Tags
Today we thought we’d wrap up the week with a few more notes on NFL scouts, and where they come from.
- One of my AFL friends, Scott Bailey with the Los Angeles Kiss, let me know that Colts GM Ryan Grigson was Director of Player Personnel for the AFL’s Buffalo Destroyers just 15 years ago (1999). So, that’s one more recent connection between arena football and high-level people in the game.
- Though the UFL never turned out to be the pipeline to the pros its founders hoped it would be, the league did help a few budding personnel types hone their skills.
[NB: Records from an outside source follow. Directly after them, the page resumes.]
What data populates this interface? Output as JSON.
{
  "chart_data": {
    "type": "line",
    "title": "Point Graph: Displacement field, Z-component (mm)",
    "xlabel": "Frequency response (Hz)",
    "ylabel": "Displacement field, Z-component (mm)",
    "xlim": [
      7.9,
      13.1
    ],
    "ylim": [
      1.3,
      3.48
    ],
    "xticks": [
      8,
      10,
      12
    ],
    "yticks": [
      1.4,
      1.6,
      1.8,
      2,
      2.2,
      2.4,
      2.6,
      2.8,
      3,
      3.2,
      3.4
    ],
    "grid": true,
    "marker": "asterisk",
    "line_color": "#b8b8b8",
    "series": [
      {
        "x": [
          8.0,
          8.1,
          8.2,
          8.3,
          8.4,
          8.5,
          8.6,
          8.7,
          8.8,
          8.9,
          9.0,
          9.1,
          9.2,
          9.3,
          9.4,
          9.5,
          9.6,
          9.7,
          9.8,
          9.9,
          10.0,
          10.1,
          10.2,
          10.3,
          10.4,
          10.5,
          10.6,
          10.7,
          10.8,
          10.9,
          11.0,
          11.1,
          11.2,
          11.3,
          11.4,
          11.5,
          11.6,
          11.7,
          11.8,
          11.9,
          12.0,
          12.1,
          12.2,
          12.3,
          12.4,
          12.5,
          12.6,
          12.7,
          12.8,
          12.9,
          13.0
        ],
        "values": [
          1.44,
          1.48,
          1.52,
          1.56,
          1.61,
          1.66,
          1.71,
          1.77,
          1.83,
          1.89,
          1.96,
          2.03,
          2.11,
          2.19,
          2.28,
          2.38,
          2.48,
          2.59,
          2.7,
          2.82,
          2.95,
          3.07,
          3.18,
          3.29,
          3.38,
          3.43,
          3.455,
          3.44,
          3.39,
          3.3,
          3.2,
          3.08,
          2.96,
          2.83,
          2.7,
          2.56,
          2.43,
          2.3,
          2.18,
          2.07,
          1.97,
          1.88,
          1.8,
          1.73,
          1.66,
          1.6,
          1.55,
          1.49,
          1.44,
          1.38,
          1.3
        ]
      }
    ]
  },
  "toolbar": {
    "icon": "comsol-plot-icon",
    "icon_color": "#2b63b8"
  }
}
Though the Redskins’ Bret Munsey is the only NFL scout who was also a scout for the UFL, Eagles area scout Trey Brown (UCLA) played in the UFL, while Jets scout Rick Courtright coached in the UFL and Rams scout Brian Shields was a personnel intern in the league.
- One might expect that people in the scouting world got their jobs by playing or coaching at powerhouse college programs that send players to the NFL by the bucketful. Not true. For example, as of last fall, there were three NFL area scouts from Florida State, but also three from Heidelberg and North Carolina A&T; four from DePauw, UMass and Richmond; and even five from that powerhouse of powerhouses, Princeton!
- If Miami (Ohio) is the ‘cradle of coaches,’ the University of Tennessee is the Cradle of Scouts. As of last fall, there were eight former Vols at the area or regional scout level in the NFL, including Jeremy Breit (Giants), Reggie Cobb (49ers), C.J. Leak (Bills), Mickey Marvin (Raiders), Raleigh McKenzie (Raiders), Kevin Simon (Cowboys), Jon Salge (Titans) and Mike Yowarsky (Titans). That doesn’t even count Raiders GM Reggie McKenzie or Raiders Director of Player Personnel Joey Clinkscales, also UT grads.
- Being an area scout — the person who goes on the road 11 months out of the year and often lives out of hotels while driving thousands of miles annually — is, no surprise, a young man’s game. Out of 286 scouts from the Director of College Scouting level down to area scout, we found only one (Oakland’s Mickey Marvin) who’s been on the road, in his current position, since 1977. The only other man with similar tenure was former Vikings Director of College Scouting Scott Studwell, who retired this year.
- Expanding on that, there are six road scouts who started in the 80s; 29 who’ve been on the road since the 90s; 151 who started between 2000-2009; and 98 who got their start in 2010 or later.
- Youth served again: 198 of the 286 have been on the job for 10 years or less, indicating that (a) there’s a high burnout factor and (b) area scouts are often seen as disposable, especially when a team is looking to tighten its belt.